Но дореволюционные фотокарточки привлекали гораздо больше. Почему? Савва так никогда не разобрался и в этом. Дошкольником он весьма смутно понимал, что такое революция, – сбивчиво объясняли воспитатели про какой-то «октябрь», к которому имел отношение дедушка Ленин – «наш вождь», да маму «гоняли на демонстрацию на ноябрьские». Но незримый водораздел между эпохами мальчик неизменно проводил в нужном месте: «А это до революции или после?» – и, получив ответ, что «до», загорался немедленным интересом. Жизнь «до», определенно, была абсолютно другой, и он хотел бы жить именно так – вот какое четкое знание у него в те годы имелось!

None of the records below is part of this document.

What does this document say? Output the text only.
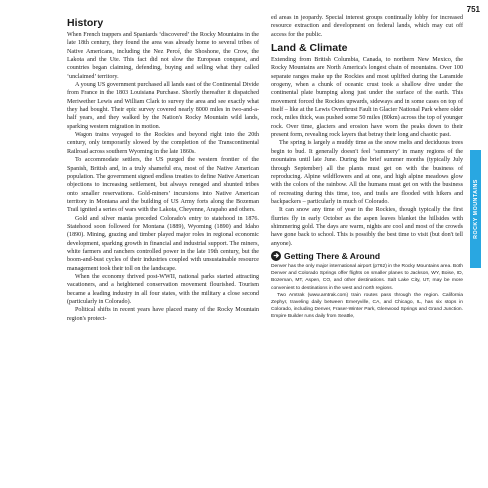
751
History

When French trappers and Spaniards ‘discovered’ the Rocky Mountains in the late 18th century, they found the area was already home to several tribes of Native Americans, including the Nez Percé, the Shoshone, the Crow, the Lakota and the Ute. This fact did not slow the European conquest, and countries began claiming, defending, buying and selling what they called ‘unclaimed’ territory.

A young US government purchased all lands east of the Continental Divide from France in the 1803 Louisiana Purchase. Shortly thereafter it dispatched Meriwether Lewis and William Clark to survey the area and see exactly what they had bought. Their epic survey covered nearly 8000 miles in two-and-a-half years, and they walked by the Nation's Rocky Mountain wild lands, sparking western migration in motion.

Wagon trains voyaged to the Rockies and beyond right into the 20th century, only temporarily slowed by the completion of the Transcontinental Railroad across southern Wyoming in the late 1860s.

To accommodate settlers, the US purged the western frontier of the Spanish, British and, in a truly shameful era, most of the Native American population. The government signed endless treaties to define Native American objections to increasing settlement, but always reneged and shunted tribes onto smaller reservations. Gold-miners’ incursions into Native American territory in Montana and the building of US Army forts along the Bozeman Trail ignited a series of wars with the Lakota, Cheyenne, Arapaho and others.

Gold and silver mania preceded Colorado's entry to statehood in 1876. Statehood soon followed for Montana (1889), Wyoming (1890) and Idaho (1890). Mining, grazing and timber played major roles in regional economic development, sparking growth in financial and industrial support. The miners, white farmers and ranchers controlled power in the late 19th century, but the boom-and-bust cycles of their industries coupled with unsustainable resource management took their toll on the landscape.

When the economy thrived post-WWII, national parks started attracting vacationers, and a heightened conservation movement flourished. Tourism became a leading industry in all four states, with the military a close second (particularly in Colorado).

Political shifts in recent years have placed many of the Rocky Mountain region's protect-

ed areas in jeopardy. Special interest groups continually lobby for increased resource extraction and development on federal lands, which may cut off access for the public.

Land & Climate

Extending from British Columbia, Canada, to northern New Mexico, the Rocky Mountains are North America's longest chain of mountains. Over 100 separate ranges make up the Rockies and most uplifted during the Laramide orogeny, when a chunk of oceanic crust took a shallow dive under the continental plate bumping along just under the surface of the earth. This movement forced the Rockies upwards, sideways and in some cases on top of itself – like at the Lewis Overthrust Fault in Glacier National Park where older rock, miles thick, was pushed some 50 miles (80km) across the top of younger rock. Over time, glaciers and erosion have worn the peaks down to their present form, revealing rock layers that betray their long and chaotic past.

The spring is largely a muddy time as the snow melts and deciduous trees begin to bud. It generally doesn't feel ‘summery’ in many regions of the mountains until late June. During the brief summer months (typically July through September) all the plants must get on with the business of reproducing. Alpine wildflowers and at one, and high alpine meadows glow with the colors of the rainbow. All the humans must get on with the business of recreating during this time, too, and trails are flooded with hikers and backpackers – particularly in much of Colorado.

It can snow any time of year in the Rockies, though typically the first flurries fly in early October as the aspen leaves blanket the hillsides with shimmering gold. The days are warm, nights are cool and most of the crowds have gone back to school. This is possibly the best time to visit (but don't tell anyone).

Getting There & Around

Denver has the only major international airport (p762) in the Rocky Mountains area. Both Denver and Colorado Springs offer flights on smaller planes to Jackson, WY, Boise, ID, Bozeman, MT, Aspen, CO, and other destinations. Salt Lake City, UT, may be more convenient to destinations in the west and north regions.

Two Amtrak (www.amtrak.com) train routes pass through the region. California Zephyr, traveling daily between Emeryville, CA, and Chicago, IL, has six stops in Colorado, including Denver, Fraser-Winter Park, Glenwood Springs and Grand Junction. Empire Builder runs daily from Seattle,

ROCKY MOUNTAINS
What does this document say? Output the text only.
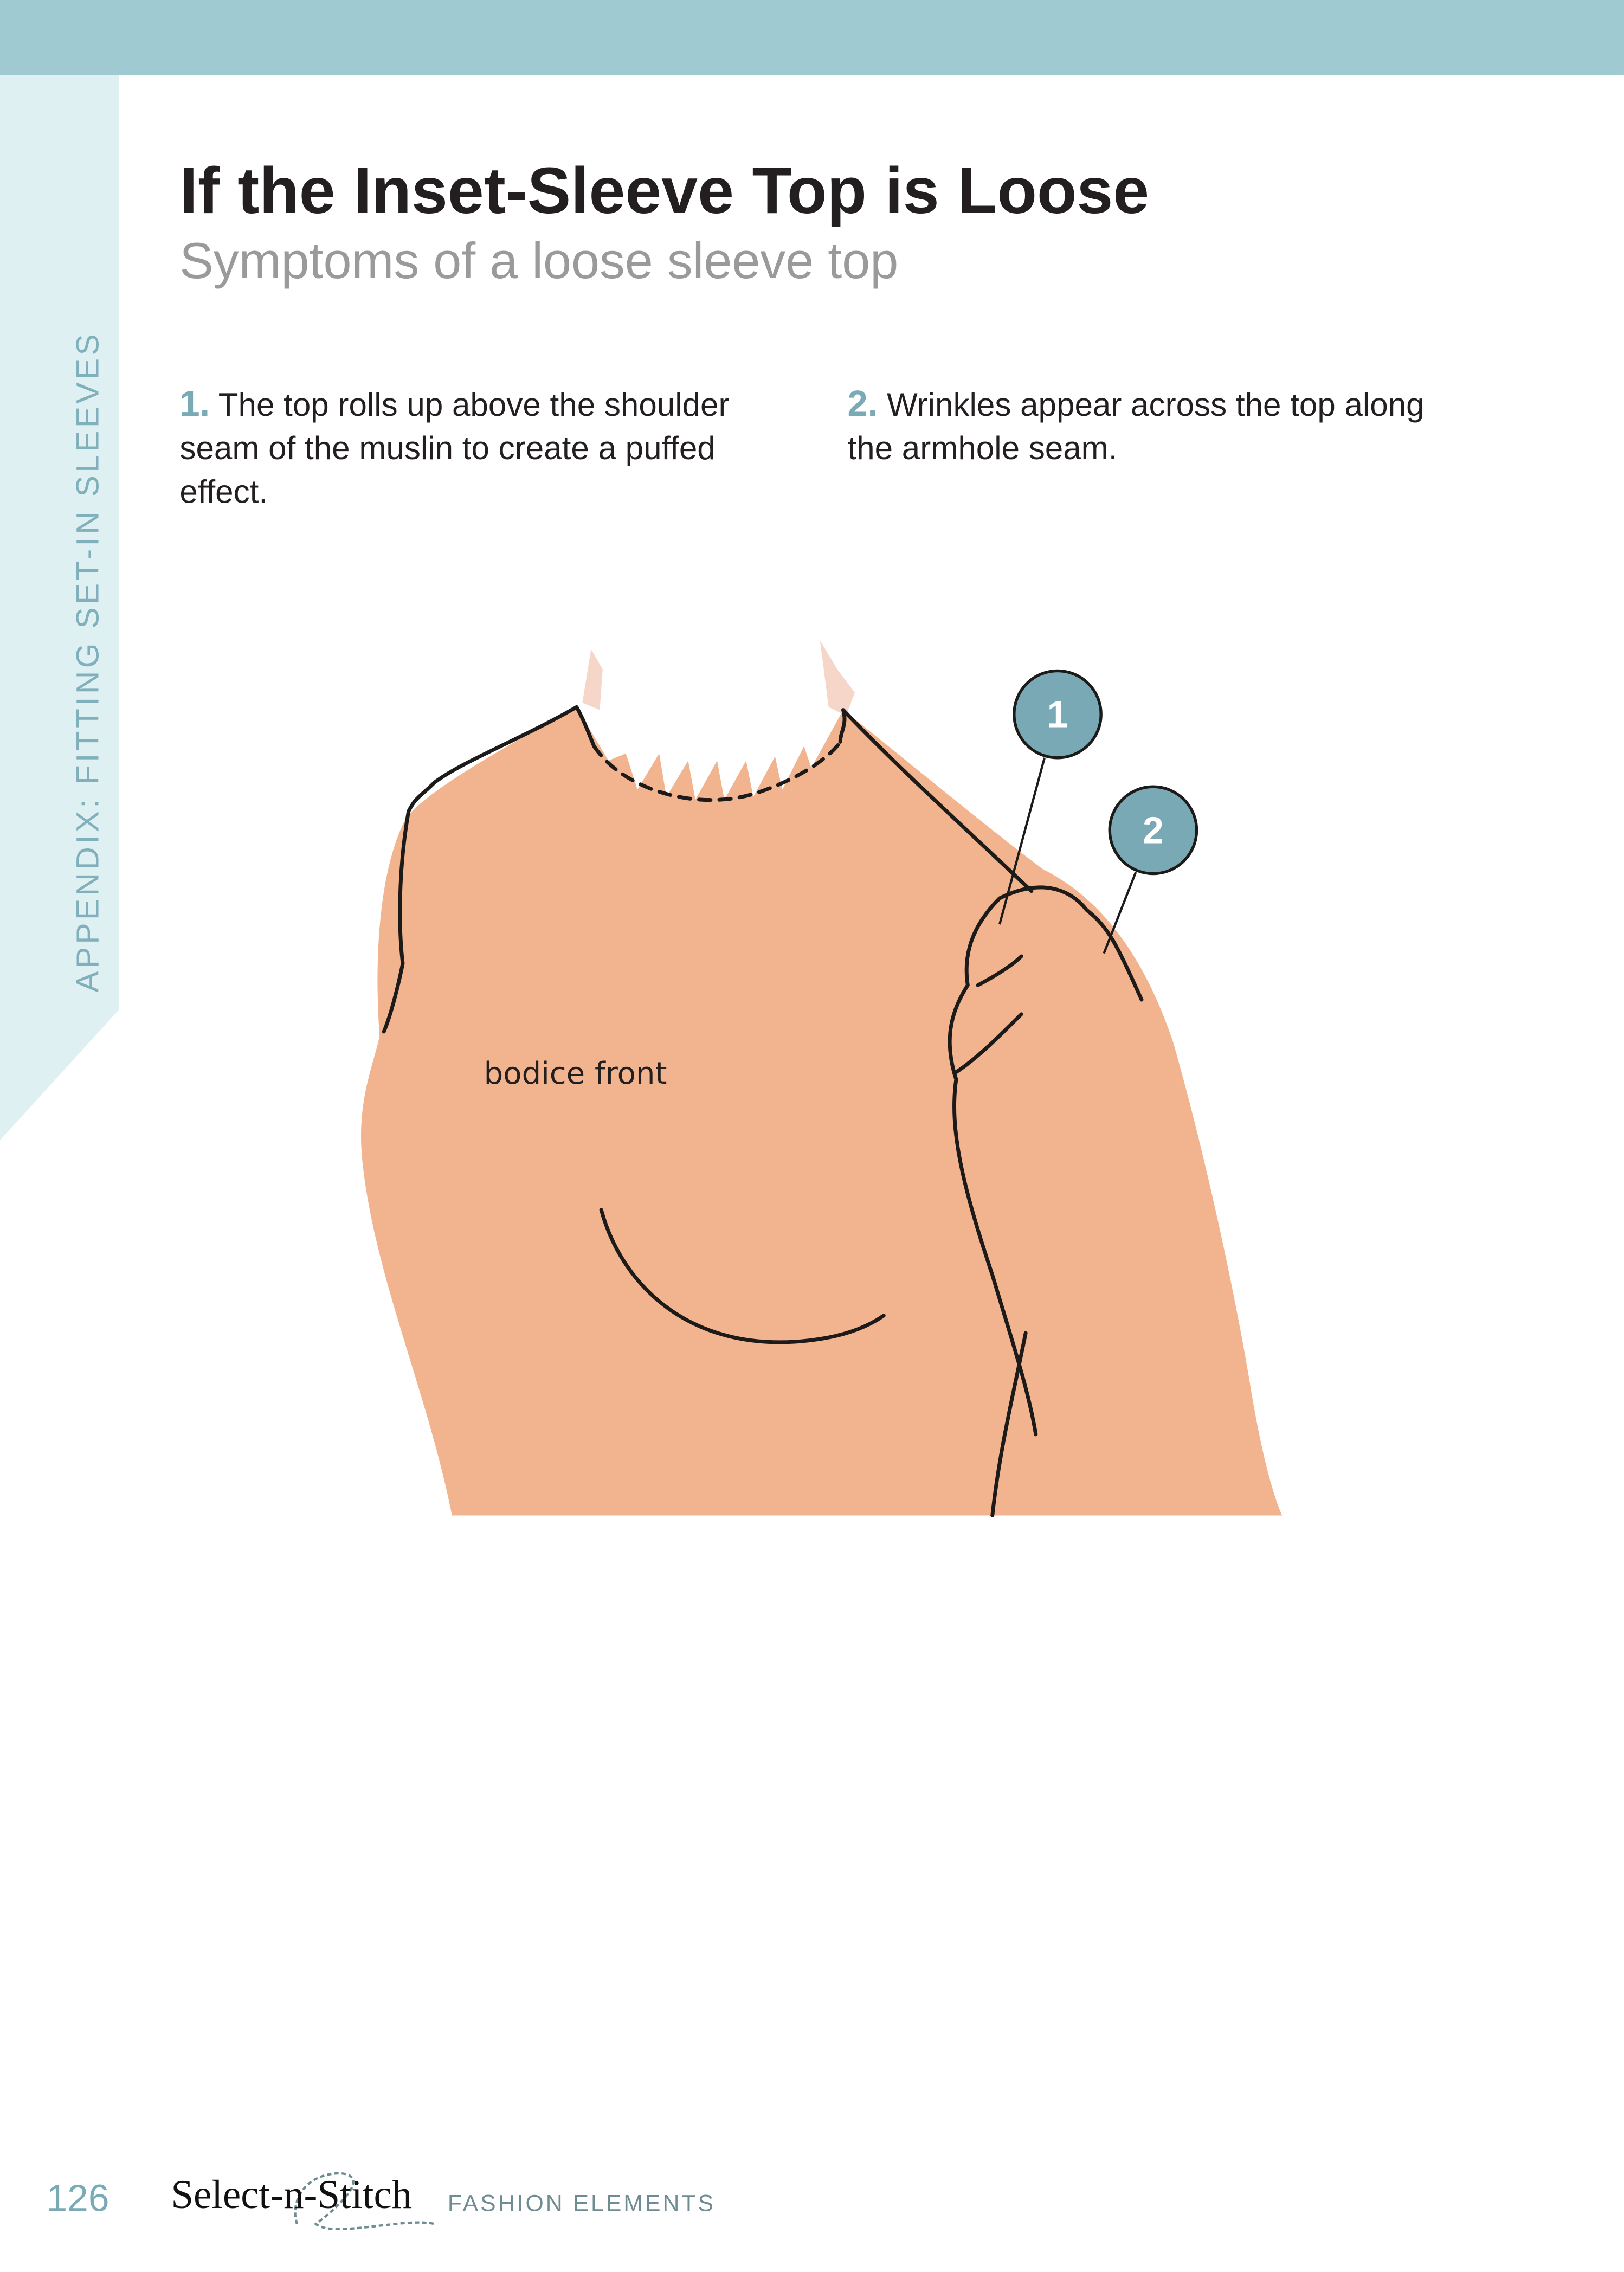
APPENDIX: FITTING SET-IN SLEEVES
If the Inset-Sleeve Top is Loose
Symptoms of a loose sleeve top
1. The top rolls up above the shoulder seam of the muslin to create a puffed effect.
2. Wrinkles appear across the top along the armhole seam.
1
2
bodice front
126	Select-n-Stitch	FASHION ELEMENTS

«А это? – спросил он в очередной раз, наткнувшись на почему-то обойденную раньше вниманием и сидевшую в тисненой картонной ячейке фотографию, где на невнятном казенном фоне сидел в кресле студент в тужурке и фуражке – а рядом стояла девушка в круглой шляпке, но не в дореволюционной юбке до пят, а в укороченной, позволявшей видеть смешные остроносые ботинки с высокой шнуровкой. – До или после?» И вдруг дедушка чуть-чуть потемнел лицом, оно словно на секунду застыло от воспоминания. Впервые ответил непривычно жестко: «Вскоре после. Это мой друг Савва с женой. Они только что обвенчались. Не вздумай вынимать, пожалуйста, – и вообще не трогай». Присмиревший мальчик мгновенно понял, что настаивать не следует…
Но была и третья большая радость в его дошкольном детстве: дедулины «штуки» в его «конурке».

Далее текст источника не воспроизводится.